First, a variable for each subtest indicates the number of items the respondent answered in that section of the test. The number of items completed is one factor in the creation of the final ability estimates for the two speeded subtests.

A set of variables called posterior variances provides estimates of the precision of the ability scores. These variables are available only for the 10 power subtests.

Also available are variables reporting respondents' answers to the on-line questionnaire. These questions, mostly asked after the respondent had completed the test, collected information about the respondent's background and the testing conditions. Respondents first answered questions about their school experiences, such as the highest grade they had completed and the highest degree attained, their average grades in their last year of school, the subjects they had taken in school, and the quality of teaching in their high school science and shop classes. With respect to respondents' backgrounds, variables report respondents' ethnicities, whether English was their primary language, whether another language was spoken at home, and whether their parents worked for pay during the respondent's childhood. Finally, questions related to the ASVAB administration included whether the respondent had taken the test before, whether he or she had served in the military, the extent of the respondent's computer use prior to test administration, the main reasons the respondent took the test, and whether the respondent did as well as possible. Respondents were also asked to evaluate the comfort and noise level of the test-taking environment and to state whether the test's instructions were clear.

Finally, the data set includes item latencies (or question timings) for each of the items in the on-line questionnaire. These variables, identified by variable titles beginning with "IL," essentially measure how long the question appeared on the computer screen.

Important information: ASVAB variables

Most ASVAB variables were included in the data set for the first time in round 3. Users should note that, although the survey year is listed in the data set as 1999 (round 3), the ASVAB was actually administered during the round 1 field period. The 1999 listing refers to the fact that the variables were added to the data set in round 3.

References

Lord, F.M. Application of item response theory to practical testing problems.
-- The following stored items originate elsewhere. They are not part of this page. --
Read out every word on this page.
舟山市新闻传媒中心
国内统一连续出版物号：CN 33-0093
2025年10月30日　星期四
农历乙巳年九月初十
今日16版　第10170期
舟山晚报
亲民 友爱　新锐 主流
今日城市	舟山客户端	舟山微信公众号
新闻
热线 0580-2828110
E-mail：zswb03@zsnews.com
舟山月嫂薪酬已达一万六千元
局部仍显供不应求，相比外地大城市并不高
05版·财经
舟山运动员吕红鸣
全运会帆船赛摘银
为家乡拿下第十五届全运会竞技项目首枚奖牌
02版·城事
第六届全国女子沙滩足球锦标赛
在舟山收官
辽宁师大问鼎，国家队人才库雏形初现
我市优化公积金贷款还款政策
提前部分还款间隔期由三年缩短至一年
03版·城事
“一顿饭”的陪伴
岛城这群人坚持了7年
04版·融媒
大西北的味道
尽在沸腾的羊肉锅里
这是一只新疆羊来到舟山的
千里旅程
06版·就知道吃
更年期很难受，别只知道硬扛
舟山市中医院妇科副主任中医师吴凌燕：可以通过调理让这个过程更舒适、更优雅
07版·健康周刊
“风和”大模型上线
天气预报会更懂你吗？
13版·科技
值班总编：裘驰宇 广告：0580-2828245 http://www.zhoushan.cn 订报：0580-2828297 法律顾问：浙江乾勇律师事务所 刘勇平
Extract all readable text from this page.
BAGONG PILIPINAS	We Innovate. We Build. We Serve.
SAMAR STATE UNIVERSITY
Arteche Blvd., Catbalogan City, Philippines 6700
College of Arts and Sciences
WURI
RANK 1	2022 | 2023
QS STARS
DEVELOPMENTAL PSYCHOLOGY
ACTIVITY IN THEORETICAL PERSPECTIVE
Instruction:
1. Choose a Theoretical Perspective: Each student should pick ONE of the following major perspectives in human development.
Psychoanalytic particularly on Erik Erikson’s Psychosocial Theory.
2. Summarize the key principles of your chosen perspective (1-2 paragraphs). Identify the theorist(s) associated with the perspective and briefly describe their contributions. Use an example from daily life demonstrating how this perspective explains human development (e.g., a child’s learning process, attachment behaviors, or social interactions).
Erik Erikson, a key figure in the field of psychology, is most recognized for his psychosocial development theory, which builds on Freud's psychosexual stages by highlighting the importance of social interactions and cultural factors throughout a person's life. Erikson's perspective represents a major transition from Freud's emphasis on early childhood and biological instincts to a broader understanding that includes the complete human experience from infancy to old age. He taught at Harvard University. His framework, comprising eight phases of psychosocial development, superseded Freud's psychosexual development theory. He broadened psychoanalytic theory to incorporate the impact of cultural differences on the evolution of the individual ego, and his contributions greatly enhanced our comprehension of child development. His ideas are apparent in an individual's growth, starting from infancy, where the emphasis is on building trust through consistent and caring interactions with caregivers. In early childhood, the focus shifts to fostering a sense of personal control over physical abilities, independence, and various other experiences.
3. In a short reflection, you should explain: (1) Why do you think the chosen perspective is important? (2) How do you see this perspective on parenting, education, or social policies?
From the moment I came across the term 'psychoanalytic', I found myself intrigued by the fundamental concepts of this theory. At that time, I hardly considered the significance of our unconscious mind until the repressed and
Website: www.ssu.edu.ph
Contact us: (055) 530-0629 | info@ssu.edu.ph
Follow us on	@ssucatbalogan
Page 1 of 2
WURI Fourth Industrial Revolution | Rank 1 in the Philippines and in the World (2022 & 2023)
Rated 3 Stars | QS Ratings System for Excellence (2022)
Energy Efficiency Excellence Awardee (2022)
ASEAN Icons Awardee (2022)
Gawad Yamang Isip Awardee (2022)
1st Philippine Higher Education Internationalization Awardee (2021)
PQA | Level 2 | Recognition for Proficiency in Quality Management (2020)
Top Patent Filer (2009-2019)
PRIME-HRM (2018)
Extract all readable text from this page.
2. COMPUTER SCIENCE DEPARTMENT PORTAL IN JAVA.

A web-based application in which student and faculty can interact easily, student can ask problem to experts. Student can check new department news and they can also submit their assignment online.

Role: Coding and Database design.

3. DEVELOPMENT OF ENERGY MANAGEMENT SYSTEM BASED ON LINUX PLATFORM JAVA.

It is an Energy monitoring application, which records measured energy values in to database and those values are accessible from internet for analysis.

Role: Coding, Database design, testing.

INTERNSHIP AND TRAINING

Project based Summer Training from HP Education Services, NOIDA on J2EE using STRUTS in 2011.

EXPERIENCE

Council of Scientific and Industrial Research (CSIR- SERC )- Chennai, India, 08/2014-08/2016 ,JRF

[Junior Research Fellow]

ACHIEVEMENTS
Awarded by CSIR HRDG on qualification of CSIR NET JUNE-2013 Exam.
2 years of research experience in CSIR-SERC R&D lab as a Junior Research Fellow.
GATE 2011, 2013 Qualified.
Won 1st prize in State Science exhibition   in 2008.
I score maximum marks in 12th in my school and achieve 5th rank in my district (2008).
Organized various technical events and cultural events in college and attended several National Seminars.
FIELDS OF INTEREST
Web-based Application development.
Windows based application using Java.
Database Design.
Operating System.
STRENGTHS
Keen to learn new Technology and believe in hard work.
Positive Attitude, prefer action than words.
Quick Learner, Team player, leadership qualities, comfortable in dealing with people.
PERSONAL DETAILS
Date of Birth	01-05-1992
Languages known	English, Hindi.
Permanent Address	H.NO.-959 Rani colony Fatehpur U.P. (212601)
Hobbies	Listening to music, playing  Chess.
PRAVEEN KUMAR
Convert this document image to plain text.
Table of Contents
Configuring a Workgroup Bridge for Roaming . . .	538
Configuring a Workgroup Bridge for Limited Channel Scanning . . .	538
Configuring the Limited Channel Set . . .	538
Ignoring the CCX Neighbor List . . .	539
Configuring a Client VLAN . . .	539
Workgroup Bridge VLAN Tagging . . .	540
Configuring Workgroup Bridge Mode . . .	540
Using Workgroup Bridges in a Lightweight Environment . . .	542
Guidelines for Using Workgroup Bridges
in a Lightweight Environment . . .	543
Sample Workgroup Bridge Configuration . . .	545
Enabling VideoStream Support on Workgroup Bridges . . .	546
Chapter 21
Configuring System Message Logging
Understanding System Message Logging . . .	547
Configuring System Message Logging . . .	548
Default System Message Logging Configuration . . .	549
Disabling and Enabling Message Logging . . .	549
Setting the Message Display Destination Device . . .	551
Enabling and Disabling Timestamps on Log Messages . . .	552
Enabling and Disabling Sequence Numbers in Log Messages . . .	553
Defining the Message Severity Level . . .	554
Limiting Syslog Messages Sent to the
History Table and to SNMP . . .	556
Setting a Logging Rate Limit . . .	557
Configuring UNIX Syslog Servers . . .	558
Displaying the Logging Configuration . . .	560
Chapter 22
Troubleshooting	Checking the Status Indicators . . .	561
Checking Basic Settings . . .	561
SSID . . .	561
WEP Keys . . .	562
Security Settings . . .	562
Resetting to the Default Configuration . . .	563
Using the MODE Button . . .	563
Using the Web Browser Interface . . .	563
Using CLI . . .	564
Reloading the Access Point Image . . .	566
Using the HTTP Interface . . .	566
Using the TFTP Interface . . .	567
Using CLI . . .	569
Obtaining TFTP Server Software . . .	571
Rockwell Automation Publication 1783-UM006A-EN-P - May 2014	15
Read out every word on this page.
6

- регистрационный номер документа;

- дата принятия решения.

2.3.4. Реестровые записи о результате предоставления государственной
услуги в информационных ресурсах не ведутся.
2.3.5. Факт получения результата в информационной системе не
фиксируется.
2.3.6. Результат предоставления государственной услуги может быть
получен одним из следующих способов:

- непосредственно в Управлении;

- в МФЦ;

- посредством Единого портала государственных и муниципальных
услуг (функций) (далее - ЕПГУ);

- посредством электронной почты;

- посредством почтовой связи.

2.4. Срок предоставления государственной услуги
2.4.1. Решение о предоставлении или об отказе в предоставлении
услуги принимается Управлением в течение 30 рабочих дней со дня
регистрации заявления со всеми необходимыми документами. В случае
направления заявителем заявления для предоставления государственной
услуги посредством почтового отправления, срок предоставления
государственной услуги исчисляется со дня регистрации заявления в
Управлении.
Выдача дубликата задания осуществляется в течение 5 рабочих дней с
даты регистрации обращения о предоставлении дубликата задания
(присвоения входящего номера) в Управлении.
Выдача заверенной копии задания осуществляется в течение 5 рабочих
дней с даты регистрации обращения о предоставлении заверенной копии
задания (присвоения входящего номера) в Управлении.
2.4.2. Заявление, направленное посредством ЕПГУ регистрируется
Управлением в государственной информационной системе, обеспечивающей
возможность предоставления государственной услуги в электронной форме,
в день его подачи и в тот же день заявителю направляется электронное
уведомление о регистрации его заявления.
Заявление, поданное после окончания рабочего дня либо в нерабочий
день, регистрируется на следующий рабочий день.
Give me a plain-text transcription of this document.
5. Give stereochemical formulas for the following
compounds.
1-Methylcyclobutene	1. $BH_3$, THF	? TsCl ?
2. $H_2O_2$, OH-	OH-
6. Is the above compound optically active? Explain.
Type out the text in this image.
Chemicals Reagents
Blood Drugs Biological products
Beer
Hillsdale, NJ: Erlbaum, 1980.

Owen, R.J. A Bayesian approach to tailored testing (RB-69-92). Princeton, NJ: Educational Testing Service, 1969.

Owen, R.J. "A Bayesian sequential procedure for quantal response in the context of adaptive mental testing." Journal of the American Statistical Association 70 (1975): 351-56.

Segall, D.O., Moreno, K.E., Bloxom, B., and Hetter, R.D. Psychometric procedures for administering CAT-ASVAB. In W.A. Sands, B.K. Waters, and J.R. McBride (eds.), Computerized adaptive testing: From inquiry to operation. Washington, DC: American Psychological Association, 1997.

Segall, D.O., Moreno, K.E., and Hetter, R.D. Item pool development and evaluation. In W.A. Sands, B.K. Waters, and J.R. McBride (eds.), Computerized adaptive testing: From inquiry to operation. Washington, DC: American Psychological Association, 1997.